What I didn't mention is that there are actually two potential places to look for data in the page cache; one for the file which contains this data block, and one for the block device's address space. So there's the potential for aliasing in the page cache in a way that there wasn't in the block cache. It doesn't usually cause any problems because metadata is in different blocks from file data. It's only problematic if someone's expecting to modify file blocks and disc blocks and have them be coherent with each other's changes.

I've also been thinking about my statement that it's a lot of little page caches. That's correct from the point of view of "doing a lookup", but from the point of view of maintaining the active/inactive list, it's a global cache.

The future of the page cache

Posted Jan 27, 2017 7:05 UTC (Fri) by geuder (subscriber, #62854) [Link] (3 responses)

>>> Now, the buffer cache still exists, but its entries point into the page cache....
>> So the buffer cache doesn't exist, but the API does and it gives access to part of the page cache. I'm sure that is what Matthew meant, but I didn't think it can across very clearly.

> I thought I did say that! I haven't rewatched my talk yet, but it's certainly what I intended to say.

Well, if kernel hackers have difficulties to find the right words to explain the subsystems they are working on...

Of course implementation can be tricky to get optimal in all cases, but userspace should remain unaffected. However, I haven't found it easy either to use it correctly. Not working with DAX here, but right the opposite speed-wise, USB2 memory sticks and eMMC...

To "flash" an embedded system I do something like

curl .../img.xz | zx -d | dd of=/dev/sda obs=1M

So when is the writing "done"?

What people typically recommend is calling sync(1). However, sync is documented to work on filesystems. And /dev/sda is not a filesystem. So sync(1) did not sound like right tool here.

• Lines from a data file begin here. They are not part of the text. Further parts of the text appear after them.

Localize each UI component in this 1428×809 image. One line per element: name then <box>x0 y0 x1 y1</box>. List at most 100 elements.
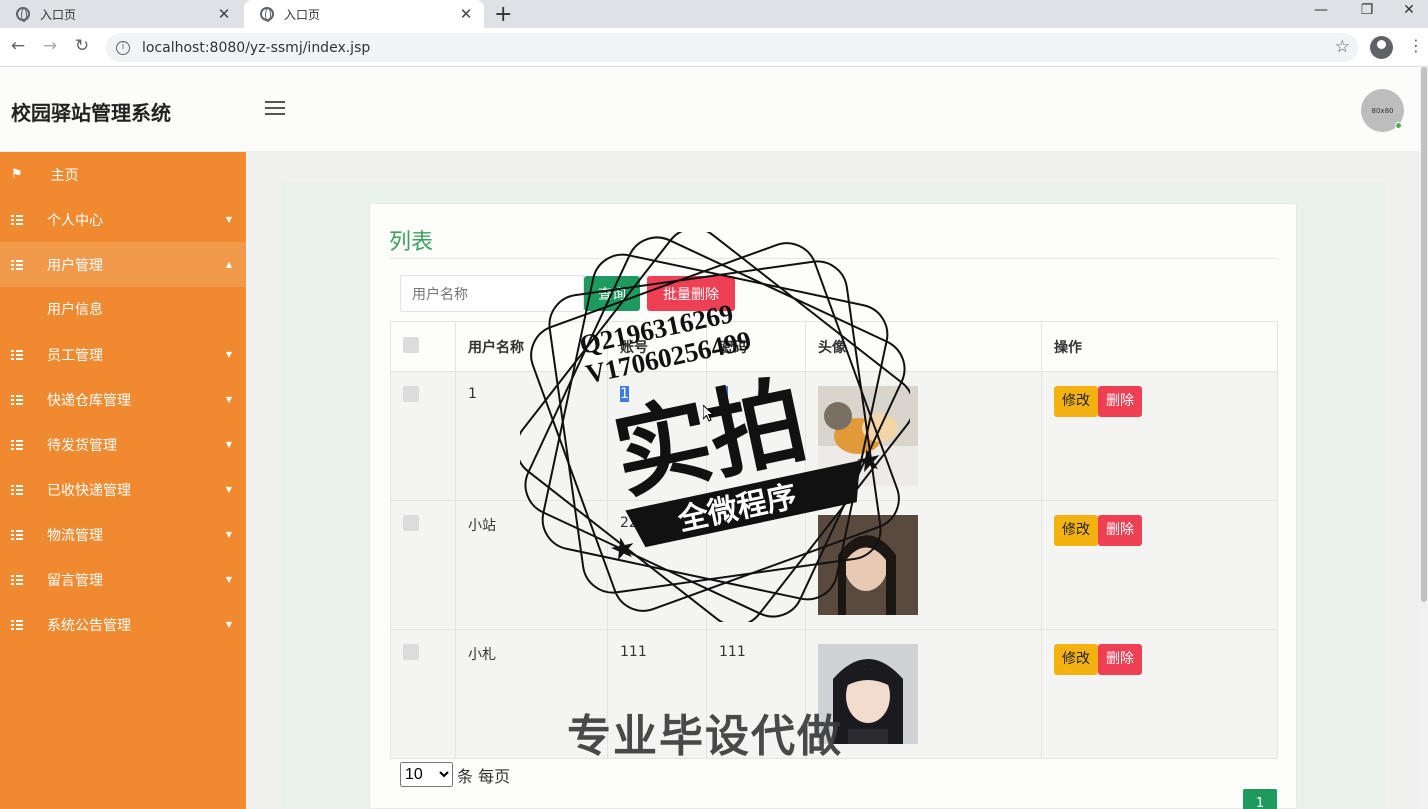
sidebar-item-label: 已收快递管理 <box>47 482 131 499</box>
cell-password: 1 <box>706 371 806 501</box>
minimize-button[interactable]: — <box>1298 2 1344 18</box>
sidebar-item-user-management[interactable]: 用户管理 ▲ <box>0 242 246 287</box>
cell-username: 小札 <box>455 629 608 759</box>
select-all-checkbox[interactable] <box>403 336 419 353</box>
cell-account: 1 <box>607 371 707 501</box>
page-title: 列表 <box>389 230 434 255</box>
sidebar-item-home[interactable]: ⚑ 主页 <box>0 152 246 197</box>
delete-button[interactable]: 删除 <box>1098 644 1142 675</box>
cell-account: 222 <box>607 500 707 630</box>
sidebar-item-received-express[interactable]: 已收快递管理 ▼ <box>0 467 246 512</box>
browser-tab-1[interactable]: 入口页 ✕ <box>0 0 242 28</box>
cell-avatar <box>805 629 1042 759</box>
restore-button[interactable]: ❐ <box>1344 2 1390 18</box>
close-tab-icon[interactable]: ✕ <box>458 5 474 23</box>
row-checkbox[interactable] <box>403 386 419 402</box>
bookmark-star-icon[interactable]: ☆ <box>1335 37 1350 57</box>
grid-icon <box>11 214 23 225</box>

Instead I changed my code to

blockdev --flashbufs /dev/sda

It seems to work in practice, but is it the right thing to do?

Interesting enough when running the code on a rather recent Core i7, the dd completes fast and flashbufs takes 5-7 secs. Fair enough, buffering happened and it takes time to get data out over USB to not so great flash memory. But if I run the same code on a modest ARM the dd seems to hang before completion and then the flashbufs completes in no time. So it looks like on Intel the dd doesn't wait for buffers to be flushed but on ARM it does. For sure the difference cannot be Intel vs. ARM, but maybe some sysctl knob? Haven't compared whether both use the same IO scheduler.

A third option would be to run dd with oflags=direct. By a simple "watch free -w" I can see that this does not use buffer entries.

Writing being "done" could mean different things. In the most common case the user wants to remove the USB stick.

I am looking at different case right now

... | dd of=/dev/sda obs=1M
fsck.ext4 /dev/sda1
resize2fs /dev/sda1

So I don't necessarily need the data to written to media (yet), but I need the 2 block devices /dev/sda and /dev/sda1 to be "cache coherent". Linux does not seem to guarantee this, I can see the fsck fail rather frequently on the Intel machine (never seen it on the ARM machine). In practice blockdev --flashbufs /dev/sda before running fsck /dev/sda1 seems to do it. But I'm still a bit puzzled why it takes 5-7 seconds on one system and 0 on another.

The future of the page cache

Posted Jan 27, 2017 7:53 UTC (Fri) by geuder (subscriber, #62854) [Link]

--flashbufs should of course have been - -flushbufs. Sorry, too early in the morning, after hacking late...

The future of the page cache

Posted Feb 8, 2017 11:36 UTC (Wed) by abelloni (subscriber, #89904) [Link] (1 responses)

I think you want to pass oflags=sync to dd.

The future of the page cache

Posted Feb 8, 2017 11:54 UTC (Wed) by geuder (subscriber, #62854) [Link]

Yes, I have seen oflags=sync

However, it seems like a big waste to handle the whole x GiB synchronously, just to know when the last block has been written.

I have not measured though. And I have not tested whether it solves the /dev/sdX -- /dev/sdX1 coherence issue.

For the more common case of USB removal (not my problem here) I have found

udiskctl power-off

in the meantime. At least for everybody using systemd.